Жан Расин и другие (Гинзбург) - страница 326

После этой тирады наступила такая тишина, что можно было расслышать, как муравей ползет; все опустили глаза и едва смели дышать. Все словно остолбенели; даже каменщики и садовники застыли неподвижно. Молчание длилось более четверти часа. Король прервал его и, опершись на балюстраду, что-то сказал насчёт карпов. Никто не ответил. Тогда он заговорил об этих карпах с каменщиками, но те не поддержали беседы, как обычно: разговор шел только о карпах. Томительная неловкость сгущалась повсюду, и король вскоре ушел. Как только он скрылся из виду, и мы посмели взглянуть друг на друга, глаза наши, встретившись, сказали все: сколько там ни было людей, на этот миг все стали наперсниками друг другу».

Сен-Симон говорит, что этот случай окончательно убедил его в бесчувственности и эгоизме стареющего короля. Нынешний психолог, возможно, увидел бы в поведении Людовика, как его описывает Сен-Симон, и другое – огорчение и досаду на самого себя, которые и пытался он скрыть за вызывающе жестокими словами. Но так или иначе, никто из придворных не смел и не желал отказываться от пребывания в Версале и следования за королем, куда тому заблагорассудится.

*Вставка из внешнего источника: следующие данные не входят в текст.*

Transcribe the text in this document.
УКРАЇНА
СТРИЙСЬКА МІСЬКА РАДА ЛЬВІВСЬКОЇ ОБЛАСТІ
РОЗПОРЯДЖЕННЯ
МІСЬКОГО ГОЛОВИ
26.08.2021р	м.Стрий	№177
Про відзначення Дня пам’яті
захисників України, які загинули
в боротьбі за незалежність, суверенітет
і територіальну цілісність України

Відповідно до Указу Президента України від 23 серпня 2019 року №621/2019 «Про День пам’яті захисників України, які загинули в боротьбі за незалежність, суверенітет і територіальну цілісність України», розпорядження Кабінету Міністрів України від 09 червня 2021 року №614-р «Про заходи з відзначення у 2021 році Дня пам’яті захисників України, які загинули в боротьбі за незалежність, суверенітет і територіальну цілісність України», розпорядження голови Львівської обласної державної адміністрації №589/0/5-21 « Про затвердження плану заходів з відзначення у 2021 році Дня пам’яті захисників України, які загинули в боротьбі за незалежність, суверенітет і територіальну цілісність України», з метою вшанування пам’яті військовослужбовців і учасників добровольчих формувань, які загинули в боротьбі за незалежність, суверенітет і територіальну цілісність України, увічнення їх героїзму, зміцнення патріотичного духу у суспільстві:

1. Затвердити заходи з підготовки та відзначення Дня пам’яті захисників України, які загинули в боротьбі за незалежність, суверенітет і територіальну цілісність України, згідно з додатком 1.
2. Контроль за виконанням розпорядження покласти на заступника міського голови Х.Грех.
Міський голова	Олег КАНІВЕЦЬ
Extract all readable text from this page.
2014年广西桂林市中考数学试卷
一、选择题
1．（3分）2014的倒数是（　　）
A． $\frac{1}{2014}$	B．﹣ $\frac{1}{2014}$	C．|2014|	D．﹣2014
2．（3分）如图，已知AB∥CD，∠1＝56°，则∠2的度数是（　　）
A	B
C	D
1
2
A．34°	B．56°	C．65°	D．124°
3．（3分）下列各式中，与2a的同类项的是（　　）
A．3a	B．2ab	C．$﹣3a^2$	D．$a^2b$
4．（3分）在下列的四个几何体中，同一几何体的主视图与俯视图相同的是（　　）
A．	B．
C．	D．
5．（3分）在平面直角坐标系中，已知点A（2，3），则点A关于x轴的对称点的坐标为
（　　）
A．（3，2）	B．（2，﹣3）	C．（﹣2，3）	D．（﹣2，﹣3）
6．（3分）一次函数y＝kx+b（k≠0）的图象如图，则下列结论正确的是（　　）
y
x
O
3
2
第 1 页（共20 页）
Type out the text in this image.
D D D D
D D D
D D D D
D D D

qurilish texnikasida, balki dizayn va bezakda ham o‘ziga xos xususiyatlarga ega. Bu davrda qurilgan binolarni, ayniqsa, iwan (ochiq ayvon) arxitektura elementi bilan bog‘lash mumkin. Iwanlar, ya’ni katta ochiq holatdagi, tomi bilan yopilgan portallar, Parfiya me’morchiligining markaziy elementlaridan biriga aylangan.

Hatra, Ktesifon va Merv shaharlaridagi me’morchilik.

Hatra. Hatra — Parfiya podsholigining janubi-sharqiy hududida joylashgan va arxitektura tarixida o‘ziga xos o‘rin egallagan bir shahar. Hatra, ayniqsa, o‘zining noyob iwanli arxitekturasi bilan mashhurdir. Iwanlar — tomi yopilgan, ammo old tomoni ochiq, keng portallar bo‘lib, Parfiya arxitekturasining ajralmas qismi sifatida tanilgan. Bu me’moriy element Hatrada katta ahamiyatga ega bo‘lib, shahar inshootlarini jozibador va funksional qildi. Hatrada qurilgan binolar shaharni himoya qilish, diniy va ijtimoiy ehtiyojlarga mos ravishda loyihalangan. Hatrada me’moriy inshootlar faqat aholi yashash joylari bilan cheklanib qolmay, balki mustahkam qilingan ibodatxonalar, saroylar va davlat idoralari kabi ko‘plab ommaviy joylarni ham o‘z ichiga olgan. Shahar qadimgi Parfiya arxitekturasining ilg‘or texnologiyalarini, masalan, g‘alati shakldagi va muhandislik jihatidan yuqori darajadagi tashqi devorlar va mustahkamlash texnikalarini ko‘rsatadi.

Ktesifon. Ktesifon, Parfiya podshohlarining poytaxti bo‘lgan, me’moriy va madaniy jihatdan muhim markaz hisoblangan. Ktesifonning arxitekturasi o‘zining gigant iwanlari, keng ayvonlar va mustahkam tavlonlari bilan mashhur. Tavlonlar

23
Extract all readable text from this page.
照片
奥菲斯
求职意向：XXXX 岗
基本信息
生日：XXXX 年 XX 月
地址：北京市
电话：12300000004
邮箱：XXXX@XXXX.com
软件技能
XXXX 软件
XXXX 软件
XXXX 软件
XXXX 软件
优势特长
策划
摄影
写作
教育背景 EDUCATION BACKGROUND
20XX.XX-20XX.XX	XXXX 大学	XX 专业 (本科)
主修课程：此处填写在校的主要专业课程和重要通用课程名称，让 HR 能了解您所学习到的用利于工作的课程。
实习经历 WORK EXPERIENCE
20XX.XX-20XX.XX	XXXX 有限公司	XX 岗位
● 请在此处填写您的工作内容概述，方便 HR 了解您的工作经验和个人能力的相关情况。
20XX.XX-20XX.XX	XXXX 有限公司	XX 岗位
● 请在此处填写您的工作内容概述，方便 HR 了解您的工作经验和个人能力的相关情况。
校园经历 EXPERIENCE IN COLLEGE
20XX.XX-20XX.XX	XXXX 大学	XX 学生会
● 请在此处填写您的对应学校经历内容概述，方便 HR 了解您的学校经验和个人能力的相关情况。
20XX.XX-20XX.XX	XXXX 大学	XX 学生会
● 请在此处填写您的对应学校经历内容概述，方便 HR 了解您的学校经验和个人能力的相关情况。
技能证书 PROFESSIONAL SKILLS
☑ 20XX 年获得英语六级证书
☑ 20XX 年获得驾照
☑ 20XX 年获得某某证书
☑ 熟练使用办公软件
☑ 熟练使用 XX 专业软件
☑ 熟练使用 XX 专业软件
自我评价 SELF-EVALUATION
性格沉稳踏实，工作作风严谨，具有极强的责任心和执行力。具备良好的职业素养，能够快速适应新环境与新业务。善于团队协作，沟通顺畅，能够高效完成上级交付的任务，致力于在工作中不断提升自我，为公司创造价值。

Как ни велик был версальский дворец, разместить всех, да еще хоть сколько-нибудь удобно, в нем было трудно. За комнату получше и поближе к королевским покоям всегда шла борьба между придворными, и качество версальских апартаментов было свидетельством ранга и престижа их обладателей. Сколь завидное место занимал при дворе Расин, можно судить по тому, что после его смерти отведенное ему версальское помещение досталось герцогине Мэнской – принцессе крови, внучке великого Конде и супруге сына короля от госпожи де Монтеспан.

Но пределом желаний для всех толпившихся вокруг короля было приглашение в Марли – небольшой замок с двенадцатью флигелями, предназначенный Людовиком специально для того, чтобы отдыхать там от версальского церемониального этикета. Список приглашенных в Марли король составлял сам, и список этот был невелик. В Марли каждый был волен выбирать, сопровождать ли короля на прогулку или остаться у себя в комнате; там король с утра говорил мужчинам своей свиты: «Ваши шляпы, господа!» – и до конца дня все могли оставаться в головах уборах, тогда как в любом другом месте даже Месье должен был представать перед королем с непокрытой головой. Марли – это для придворных символ простоты», раскованности и доверительной близости с королем; далеко не каждому из них выпадало счастье хоть однажды там побывать. Но Расин сопровождал Людовика в Марли постоянно.